Immer öfter dürfen kriminelle Migranten in Europa nicht abgeschoben werden – selbst bei Gewaltdelikten, Terrorverdacht oder Wiederholungstaten. Der Grund: die Rechtsprechung des EGMR, der sich auf die Europäische Menschenrechtskonvention (EMRK) stützt.
Neun EU-Staaten fordern daher mehr nationalen Spielraum und eine Kurskorrektur – der exxpress berichtete. Doch aus der SPÖ kommt scharfer Widerstand.
SPÖ schlägt Alarm
Bayr warnt vor Druck auf den Gerichtshof. Die SPÖ-Politikerin und Vorsitzende des außenpolitischen Ausschusses im Nationalrat nannte den Vorstoß Stockers „sehr problematisch“. Man dürfe zwar über Rechtsprechung diskutieren, „aber nicht öffentlich“. Die Auslegung der EMRK sei allein dem EGMR vorbehalten. Stockers Vorgehen würde „in letzter Konsequenz die Glaubwürdigkeit von Höchstgerichten unterminieren“.
Doch der Druck wächst. Die Zahl der umstrittenen Urteile steigt – und mit ihr die Kritik. Großbritannien denkt längst laut über den Ausstieg aus der EMRK nach.
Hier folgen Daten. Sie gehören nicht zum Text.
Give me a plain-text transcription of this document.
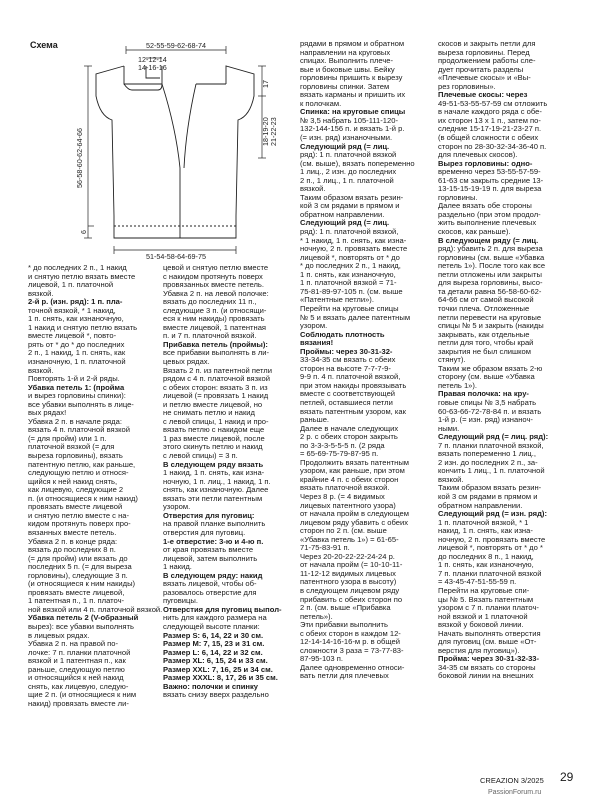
Схема	52-55-59-62-68-74
12-12-14
14-16-16
56-58-60-62-64-66
6
17
18-19-20 21-22-23
51-54-58-64-69-75

* до последних 2 п., 1 накид

и снятую петлю вязать вместе

лицевой, 1 п. платочной

вязкой.

2-й р. (изн. ряд): 1 п. пла-

точной вязкой, * 1 накид,

1 п. снять, как изнаночную,

1 накид и снятую петлю вязать

вместе лицевой *, повто-

рять от * до * до последних

2 п., 1 накид, 1 п. снять, как

изнаночную, 1 п. платочной

вязкой.

Повторять 1-й и 2-й ряды.

Убавка петель 1: (пройма

и вырез горловины спинки):

все убавки выполнять в лице-

вых рядах!

Убавка 2 п. в начале ряда:

вязать 4 п. платочной вязкой

(= для пройм) или 1 п.

платочной вязкой (= для

выреза горловины), вязать

патентную петлю, как раньше,

следующую петлю и относя-

щийся к ней накид снять,

как лицевую, следующие 2

п. (и относящиеся к ним накид)

провязать вместе лицевой

и снятую петлю вместе с на-

кидом протянуть поверх про-

вязанных вместе петель.

Убавка 2 п. в конце ряда:

вязать до последних 8 п.

(= для пройм) или вязать до

последних 5 п. (= для выреза

горловины), следующие 3 п.

(и относящиеся к ним накиды)

провязать вместе лицевой,

1 патентная п., 1 п. платоч-

ной вязкой или 4 п. платочной вязкой.

Убавка петель 2 (V-образный

вырез): все убавки выполнять

в лицевых рядах.

Убавка 2 п. на правой по-

лочке: 7 п. планки платочной

вязкой и 1 патентная п., как

раньше, следующую петлю

и относящийся к ней накид

снять, как лицевую, следую-

щие 2 п. (и относящиеся к ним

накид) провязать вместе ли-

цевой и снятую петлю вместе

с накидом протянуть поверх

провязанных вместе петель.

Убавка 2 п. на левой полочке:

вязать до последних 11 п.,

следующие 3 п. (и относящи-

еся к ним накиды) провязать

вместе лицевой, 1 патентная

п. и 7 п. платочной вязкой.

Прибавка петель (проймы):

все прибавки выполнять в ли-

цевых рядах.

Вязать 2 п. из патентной петли

рядом с 4 п. платочной вязкой

с обеих сторон: вязать 3 п. из

лицевой (= провязать 1 накид

и петлю вместе лицевой, но

не снимать петлю и накид

с левой спицы, 1 накид и про-

вязать петлю с накидом еще

1 раз вместе лицевой, после

этого скинуть петлю и накид

с левой спицы) = 3 п.

В следующем ряду вязать

1 накид, 1 п. снять, как изна-

ночную, 1 п. лиц., 1 накид, 1 п.

снять, как изнаночную. Далее

вязать эти петли патентным

узором.

Отверстия для пуговиц:

на правой планке выполнить

отверстия для пуговиц.

1-е отверстие: 3-ю и 4-ю п.

от края провязать вместе

лицевой, затем выполнить

1 накид.

В следующем ряду: накид

вязать лицевой, чтобы об-

разовалось отверстие для

пуговицы.

Отверстия для пуговиц выпол-

нить для каждого размера на

следующей высоте планки:

Размер S: 6, 14, 22 и 30 см.

Размер M: 7, 15, 23 и 31 см.

Размер L: 6, 14, 22 и 32 см.

Размер XL: 6, 15, 24 и 33 см.

Размер XXL: 7, 16, 25 и 34 см.

Размер XXXL: 8, 17, 26 и 35 см.

Важно: полочки и спинку

вязать снизу вверх раздельно

рядами в прямом и обратном

направлении на круговых

спицах. Выполнить плече-

вые и боковые швы. Бейку

горловины пришить к вырезу

горловины спинки. Затем

вязать карманы и пришить их

к полочкам.

Спинка: на круговые спицы

№ 3,5 набрать 105-111-120-

132-144-156 п. и вязать 1-й р.

(= изн. ряд) изнаночными.

Следующий ряд (= лиц.

ряд): 1 п. платочной вязкой

(см. выше), вязать попеременно

1 лиц., 2 изн. до последних

2 п., 1 лиц., 1 п. платочной

вязкой.

Таким образом вязать резин-

кой 3 см рядами в прямом и

обратном направлении.

Следующий ряд (= лиц.

ряд): 1 п. платочной вязкой,

* 1 накид, 1 п. снять, как изна-

ночную, 2 п. провязать вместе

лицевой *, повторять от * до

* до последних 2 п., 1 накид,

1 п. снять, как изнаночную,

1 п. платочной вязкой = 71-

75-81-89-97-105 п. (см. выше

«Патентные петли»).

Перейти на круговые спицы

№ 5 и вязать далее патентным

узором.

Соблюдать плотность

вязания!

Проймы: через 30-31-32-

33-34-35 см вязать с обеих

сторон на высоте 7-7-7-9-

9-9 п. 4 п. платочной вязкой,

при этом накиды провязывать

вместе с соответствующей

петлей, оставшиеся петли

вязать патентным узором, как

раньше.

Далее в начале следующих

2 р. с обеих сторон закрыть

по 3-3-3-5-5-5 п. (2 ряда

= 65-69-75-79-87-95 п.

Продолжить вязать патентным

узором, как раньше, при этом

крайние 4 п. с обеих сторон

вязать платочной вязкой.

Через 8 р. (= 4 видимых

лицевых патентного узора)

от начала пройм в следующем

лицевом ряду убавить с обеих

сторон по 2 п. (см. выше

«Убавка петель 1») = 61-65-

71-75-83-91 п.

Через 20-20-22-22-24-24 р.

от начала пройм (= 10-10-11-

11-12-12 видимых лицевых

патентного узора в высоту)

в следующем лицевом ряду

прибавить с обеих сторон по

2 п. (см. выше «Прибавка

петель»).

Эти прибавки выполнить

с обеих сторон в каждом 12-

12-14-14-16-16-м р. в общей

сложности 3 раза = 73-77-83-

87-95-103 п.

Далее одновременно относи-

вать петли для плечевых

скосов и закрыть петли для

выреза горловины. Перед

продолжением работы сле-

дует прочитать разделы

«Плечевые скосы» и «Вы-

рез горловины».

Плечевые скосы: через

49-51-53-55-57-59 см отложить

в начале каждого ряда с обе-

их сторон 13 х 1 п., затем по-

следние 15-17-19-21-23-27 п.

(в общей сложности с обеих

сторон по 28-30-32-34-36-40 п.

для плечевых скосов).

Вырез горловины: одно-

временно через 53-55-57-59-

61-63 см закрыть средние 13-

13-15-15-19-19 п. для выреза

горловины.

Далее вязать обе стороны

раздельно (при этом продол-

жить выполнение плечевых

скосов, как раньше).

В следующем ряду (= лиц.

ряд): убавить 2 п. для выреза

горловины (см. выше «Убавка

петель 1»). После того как все

петли отложены или закрыты

для выреза горловины, высо-

та детали равна 56-58-60-62-

64-66 см от самой высокой

точки плеча. Отложенные

петли перевести на круговые

спицы № 5 и закрыть (накиды

закрывать, как отдельные

петли для того, чтобы край

закрытия не был слишком

стянут).

Таким же образом вязать 2-ю

сторону (см. выше «Убавка

петель 1»).

Правая полочка: на кру-

говые спицы № 3,5 набрать

60-63-66-72-78-84 п. и вязать

1-й р. (= изн. ряд) изнаноч-

ными.

Следующий ряд (= лиц. ряд):

7 п. планки платочной вязкой,

вязать попеременно 1 лиц.,

2 изн. до последних 2 п., за-

кончить 1 лиц., 1 п. платочной

вязкой.

Таким образом вязать резин-

кой 3 см рядами в прямом и

обратном направлении.

Следующий ряд (= изн. ряд):

1 п. платочной вязкой, * 1

накид, 1 п. снять, как изна-

ночную, 2 п. провязать вместе

лицевой *, повторять от * до *

до последних 8 п., 1 накид,

1 п. снять, как изнаночную,

7 п. планки платочной вязкой

= 43-45-47-51-55-59 п.

Перейти на круговые спи-

цы № 5. Вязать патентным

узором с 7 п. планки платоч-

ной вязкой и 1 платочной

вязкой у боковой линии.

Начать выполнять отверстия

для пуговиц (см. выше «От-

верстия для пуговиц»).

Пройма: через 30-31-32-33-

34-35 см вязать со стороны

боковой линии на внешних

CREAZION 3/2025 29
PassionForum.ru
Für die frühere ÖVP-Generalsekretärin Laura Sachslehner ist die Konvention schlicht „aus der Zeit gefallen“.

Zwei Artikel im Fokus
Im Kern geht es um zwei Artikel der EMRK, deren Auslegung durch den EGMR weitreichende Folgen für ganz Europa hatte:
Artikel 3 (Folterverbot): Niemand darf abgeschoben werden, wenn ihm im Zielland Folter, unmenschliche Behandlung oder die Todesstrafe droht – selbst bei Terrorverdacht oder schwerer Kriminalität.

Artikel 8 (Recht auf Familienleben): Auch vorbestrafte Ausländer dürfen nicht ausgewiesen werden, wenn sie familiär „verwurzelt“ sind – selbst bei Wiederholungstätern. Diese Auslegung ermöglicht auch das Recht auf Familienzusammenführung, das erhebliche Auswirkungen auf Österreich hatte.

Urteile, die unsere Sicherheit gefährden?
Mehrere Urteile sorgten für internationale Aufmerksamkeit:
1996: Ein islamistischer Extremist durfte nicht aus Großbritannien nach Indien abgeschoben werden – wegen möglicher Folter.
2008: Ein Terrorverdächtiger wurde vor der Abschiebung von Italien nach Tunesien geschützt – wegen drohender Misshandlung.
2008: Ein mehrfach vorbestrafter junger Bulgare durfte trotz zahlreicher Delikte in Österreich bleiben – weil er hier aufgewachsen war.
2014: Eine Familie durfte nicht von der Schweiz nach Italien zurückgeschoben werden – die Unterkunft sei dort nicht ausreichend garantiert.
Die Kritik an solchen Urteilen ist deutlich: Sie seien lebensfremd, untergraben das Vertrauen der Bürger in den Rechtsstaat und stellen staatliche Sicherheitsinteressen hintan.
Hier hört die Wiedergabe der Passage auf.